I had read nearly three hundred pages before I felt the need to write anything down, but it is probably the sort of book that might be better on a second read, though I have only very rarely revisited a book for a repeat reading.  Mr Robb (who is probably Professor Robb) is clearly a very clever man who has travelled extensively in France and knows the country well.  His attempt to create a history of the country through a series of travelogues is commendable, even if it is not always the easiest of reads.  

At the outbreak of the First World War, he tells us, there were almost six million farms in France, almost forty per cent of which covered less than two-and-a-half acres – not much larger than a football pitch.  In 1913, 37.4% of the active population was engaged in agriculture.  That figure had fallen to 9.5% in 1975 and to 3.6% by 2010.  By then, the average farm covered 136 acres.

In the Second World War, of the soldiers who sailed from Dunkirk in 1940, a third of them were in fact French, leaving behind the 35,000 unsung fighters, who had heroically held off the Germans until the evacuation was complete.  Approximately 1,000 British soldiers died and 16,000 French.  Four years later, almost 60,000 French civilians were killed in American and British bombing raids on France in 1944.  The tonnage of Allied bombs dropped on France was seven times greater than that which fell on the United Kingdom during the Blitz.  Robb references an Englishman who had seen the destruction on both sides of the Channel and who said he found the German bombing of London ‘tentative and amateurish’ by comparison.

I shared with the pupils that although the cumulative total of kilometres cycled in the Tour de France is well over fifty million, only four riders have died: Tom Simpson of heart failure in 1967; Fabio Casartelli from a crash in 1995; Francisco Cepeda fell off the Galibier in 1935 after a puncture caused by an overheated wheel rim; and Adolphe Heliere died during a rest day in Nice in 1910 when he went swimming too soon after lunch.

I also described the joy of driving in France, which is said to be richer in roundabouts than any other country in the world.  No one knows the exact number: 50,000 is the usual upper estimate, which would make them as numerous as the mysterious sub-rectangular enclosures of the Iron Age Celts. Future archaeologists may find them just as perplexing.  They remain a mystery to many today, with different approaches to giving way to the left or the right, which depends on people’s ages because they changed the rules back in the day.  And you might as well wait for Godot as for a car to signal on a Gallic rond-point.

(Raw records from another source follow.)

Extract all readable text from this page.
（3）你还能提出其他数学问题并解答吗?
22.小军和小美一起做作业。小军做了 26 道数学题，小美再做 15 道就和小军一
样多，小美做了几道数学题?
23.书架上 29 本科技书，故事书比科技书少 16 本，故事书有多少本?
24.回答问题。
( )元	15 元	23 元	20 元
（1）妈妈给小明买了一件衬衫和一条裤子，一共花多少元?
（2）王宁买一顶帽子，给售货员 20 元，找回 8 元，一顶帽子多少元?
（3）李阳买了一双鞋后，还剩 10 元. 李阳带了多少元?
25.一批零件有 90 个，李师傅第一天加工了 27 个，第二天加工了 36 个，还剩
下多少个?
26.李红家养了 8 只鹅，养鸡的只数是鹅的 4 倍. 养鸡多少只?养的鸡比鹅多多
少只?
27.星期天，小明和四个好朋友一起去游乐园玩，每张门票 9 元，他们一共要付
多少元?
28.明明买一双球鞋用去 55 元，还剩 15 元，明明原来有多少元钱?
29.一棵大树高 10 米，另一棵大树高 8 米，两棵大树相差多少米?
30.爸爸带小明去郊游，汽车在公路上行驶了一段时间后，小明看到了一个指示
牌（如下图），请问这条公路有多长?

The final choice was Ed Yong’s ‘An Immense World’, a fascinating book about how other creatures sense the world differently from us.  It is perhaps not a surprise that dogs have a facial muscle that can raise their inner eyebrows, giving them a soulful, plaintive expression.  This muscle does not exist in wolves.  It is the result of centuries of domestication, in which dog faces were inadvertently reshaped to look a bit more like ours.  Those faces are now a bit easier to read, and better at triggering a nurturing response.  More surprising perhaps is that adults vary so much in their olfactory likes and dislikes that when the US Army tried to develop a stink bomb for crowd control purposes, they could not find a smell that was universally disgusting to all cultures.

The introduction alone is worth the price of the book, where Yong highlights what would happen if a series of creatures – human, elephant, bumblebee, bat, mouse, mosquito, rattlesnake, spider, owl and robin – all found themselves together in the same large room.  Perhaps surprisingly, the outcome is not as catastrophic as you might think, largely because each creature has its own view of the world that does not necessarily impinge on all of the others.  Humans, predictably, are guilty of seeing the world only through human eyes and perspectives, which makes it hard for us to appreciate the true complexity of the natural world – and, of course, our ever-increasing role in destroying it.